Dans un court prologue, Sama, Française d'origine algérienne, apprend qu'une explosion a eu lieu dans une gare. Sans nouvelles de sa fille Julie qu'elle a sentie très perturbée lors de leurs dernières rencontres, elle craint le pire. Ce qu'elle apprend des circonstances de cet événement dramatique la ramène à sa propre histoire.
S'ensuit une longue plongée dans les ultimes années de l'Algérie française, dans une région proche du massif de l'Aurès, à une période charnière, lorsque le général
De Gaulle laisse entrevoir la possibilité d'une autodétermination des populations d'Algérie. Les tensions deviennent de plus en plus vives entre les différentes parties, et le contexte dramatique qui en résulte est particulièrement bien rendu dans ce roman bien documenté.
Le capitaine Renaudin compte dans ses effectifs des soldats d'origine algérienne qui ont combattu pour la France sur tous les fronts, certains avec lui. Mais cette fois, la donne est différente, ce sont des frères, des cousins ou d'anciens camarades de régiment qui leur font face.
L'officier retrouve également une vieille connaissance en la personne de Guerite, personnage méprisable s'il en est qui a déjà sévi pendant l'occupation allemande, et qui, fidèle à sa personnalité trouble et à sa capacité à se tourner du côté où se trouve son intérêt, va marquer l'histoire de son empreinte néfaste.
Dans une deuxième partie plus courte, après une transition un peu rapide à mon goût, l'action se passe de nos jours, centrée sur les événements tragiques qui ont frappé la France depuis l'attentat de
Charlie Hebdo. L'auteur s'intéresse, à travers la destinée de certains descendants des familles revenues d'Algérie, aux mécanismes mis en oeuvre par de véritables recruteurs professionnels pour radicaliser des personnes influençables, n'ayant pour certaines au départ que peu de relations avec la religion islamique. J'ai lu avec beaucoup d'intérêt ces pages, avec un sentiment de malaise face à la manière dont ces manipulateurs parviennent à canaliser les doutes et les questionnements de personnes en recherche d'identité pour les transformer en actes violents.

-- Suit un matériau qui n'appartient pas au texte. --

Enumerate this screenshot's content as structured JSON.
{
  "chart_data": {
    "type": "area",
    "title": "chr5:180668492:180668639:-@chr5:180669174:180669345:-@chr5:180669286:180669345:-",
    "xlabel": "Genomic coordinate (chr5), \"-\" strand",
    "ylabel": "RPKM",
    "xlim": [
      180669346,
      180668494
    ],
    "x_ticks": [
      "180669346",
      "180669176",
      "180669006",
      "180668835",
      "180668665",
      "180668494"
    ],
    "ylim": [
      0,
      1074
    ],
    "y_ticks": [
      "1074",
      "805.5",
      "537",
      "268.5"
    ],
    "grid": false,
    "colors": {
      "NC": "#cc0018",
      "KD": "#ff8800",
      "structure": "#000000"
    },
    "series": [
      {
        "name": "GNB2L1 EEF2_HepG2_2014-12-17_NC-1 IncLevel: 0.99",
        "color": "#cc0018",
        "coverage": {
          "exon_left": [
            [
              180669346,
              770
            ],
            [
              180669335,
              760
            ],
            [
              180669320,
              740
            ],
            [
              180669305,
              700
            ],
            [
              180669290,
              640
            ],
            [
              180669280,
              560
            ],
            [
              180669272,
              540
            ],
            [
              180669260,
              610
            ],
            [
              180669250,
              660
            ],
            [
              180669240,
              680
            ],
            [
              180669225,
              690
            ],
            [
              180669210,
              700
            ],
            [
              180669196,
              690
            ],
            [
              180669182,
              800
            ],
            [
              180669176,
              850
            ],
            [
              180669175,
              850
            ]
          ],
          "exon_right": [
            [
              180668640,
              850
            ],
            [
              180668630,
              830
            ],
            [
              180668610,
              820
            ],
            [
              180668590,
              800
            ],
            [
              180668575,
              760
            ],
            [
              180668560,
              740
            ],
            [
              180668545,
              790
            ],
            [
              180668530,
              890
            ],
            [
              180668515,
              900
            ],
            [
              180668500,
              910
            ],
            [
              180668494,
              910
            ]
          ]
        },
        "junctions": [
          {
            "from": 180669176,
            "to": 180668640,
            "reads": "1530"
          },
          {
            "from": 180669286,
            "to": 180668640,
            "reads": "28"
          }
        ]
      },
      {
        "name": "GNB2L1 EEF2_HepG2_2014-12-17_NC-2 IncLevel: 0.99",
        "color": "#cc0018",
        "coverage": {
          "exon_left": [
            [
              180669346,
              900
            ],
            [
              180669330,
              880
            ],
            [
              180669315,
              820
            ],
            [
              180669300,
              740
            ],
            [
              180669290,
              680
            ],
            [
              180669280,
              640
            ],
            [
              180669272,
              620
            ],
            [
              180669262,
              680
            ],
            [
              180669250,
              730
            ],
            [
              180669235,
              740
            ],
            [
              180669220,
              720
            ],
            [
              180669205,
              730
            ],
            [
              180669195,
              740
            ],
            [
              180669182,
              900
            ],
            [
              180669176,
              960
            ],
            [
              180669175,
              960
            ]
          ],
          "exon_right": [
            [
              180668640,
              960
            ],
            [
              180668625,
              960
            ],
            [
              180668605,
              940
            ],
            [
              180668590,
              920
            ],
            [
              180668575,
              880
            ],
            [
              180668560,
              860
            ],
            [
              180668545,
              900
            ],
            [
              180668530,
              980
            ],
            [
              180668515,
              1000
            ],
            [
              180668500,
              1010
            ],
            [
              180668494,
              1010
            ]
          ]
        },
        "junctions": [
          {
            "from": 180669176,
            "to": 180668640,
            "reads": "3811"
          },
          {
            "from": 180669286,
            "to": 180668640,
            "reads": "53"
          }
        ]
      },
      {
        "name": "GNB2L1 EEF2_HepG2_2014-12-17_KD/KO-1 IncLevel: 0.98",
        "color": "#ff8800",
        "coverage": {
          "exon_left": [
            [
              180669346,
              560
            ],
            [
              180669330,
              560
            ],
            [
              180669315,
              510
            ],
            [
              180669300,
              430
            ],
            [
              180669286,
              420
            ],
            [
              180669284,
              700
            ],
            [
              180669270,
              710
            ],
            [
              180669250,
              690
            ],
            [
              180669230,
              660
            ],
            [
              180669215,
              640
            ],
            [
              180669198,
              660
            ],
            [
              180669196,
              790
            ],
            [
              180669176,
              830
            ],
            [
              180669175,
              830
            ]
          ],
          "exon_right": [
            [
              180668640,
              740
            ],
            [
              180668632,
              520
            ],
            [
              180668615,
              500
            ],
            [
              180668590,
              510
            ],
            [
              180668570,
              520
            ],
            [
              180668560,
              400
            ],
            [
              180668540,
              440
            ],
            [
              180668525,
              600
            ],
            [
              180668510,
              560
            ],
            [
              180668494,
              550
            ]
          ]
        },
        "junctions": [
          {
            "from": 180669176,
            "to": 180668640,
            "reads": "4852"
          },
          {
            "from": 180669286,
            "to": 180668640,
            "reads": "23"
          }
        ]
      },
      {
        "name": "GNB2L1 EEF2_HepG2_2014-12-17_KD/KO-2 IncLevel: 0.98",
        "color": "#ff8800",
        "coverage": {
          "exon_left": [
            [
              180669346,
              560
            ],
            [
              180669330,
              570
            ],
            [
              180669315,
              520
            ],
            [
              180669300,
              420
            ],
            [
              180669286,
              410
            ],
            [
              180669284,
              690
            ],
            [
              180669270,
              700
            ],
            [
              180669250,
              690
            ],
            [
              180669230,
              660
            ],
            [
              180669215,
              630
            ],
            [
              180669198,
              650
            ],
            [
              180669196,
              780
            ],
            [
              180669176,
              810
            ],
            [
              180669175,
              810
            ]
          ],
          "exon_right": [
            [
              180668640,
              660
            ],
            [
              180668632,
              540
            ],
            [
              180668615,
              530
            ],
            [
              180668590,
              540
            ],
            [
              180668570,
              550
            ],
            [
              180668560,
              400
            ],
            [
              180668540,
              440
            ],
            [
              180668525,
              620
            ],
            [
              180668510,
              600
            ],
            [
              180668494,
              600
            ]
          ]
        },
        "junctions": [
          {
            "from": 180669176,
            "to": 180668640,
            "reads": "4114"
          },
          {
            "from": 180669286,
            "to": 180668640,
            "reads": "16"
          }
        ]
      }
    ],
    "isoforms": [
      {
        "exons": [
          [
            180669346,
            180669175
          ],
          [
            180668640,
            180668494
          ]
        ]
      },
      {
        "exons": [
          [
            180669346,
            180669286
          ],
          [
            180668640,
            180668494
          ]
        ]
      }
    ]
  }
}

Malgré la grande richesse et l'intensité dramatique des événements évoqués, j'ai eu la sensation d'un petit manque pour apprécier totalement cette lecture. Je n'ai pas retrouvé ce qui m'avait impressionné dans le premier roman d'
Alexis Ruset, «
Pour que la mort ne crie pas victoire», cette écriture lyrique et poétique faisant passer beaucoup d'émotions. Certainement que les périodes concernées par le récit s'y prêtent plus difficilement, trop douloureuses dans les mémoires ou trop actuelles. J'ai trouvé le style un peu froid avec l'impression de rester spectateur de cette histoire qui, bien que m'ayant beaucoup intéressé, ne m'a pas vraiment transporté, sauf dans les toutes dernières pages d'une très grande beauté tragique.
Je remercie Babelio et les éditions ZINÉDI pour cette lecture.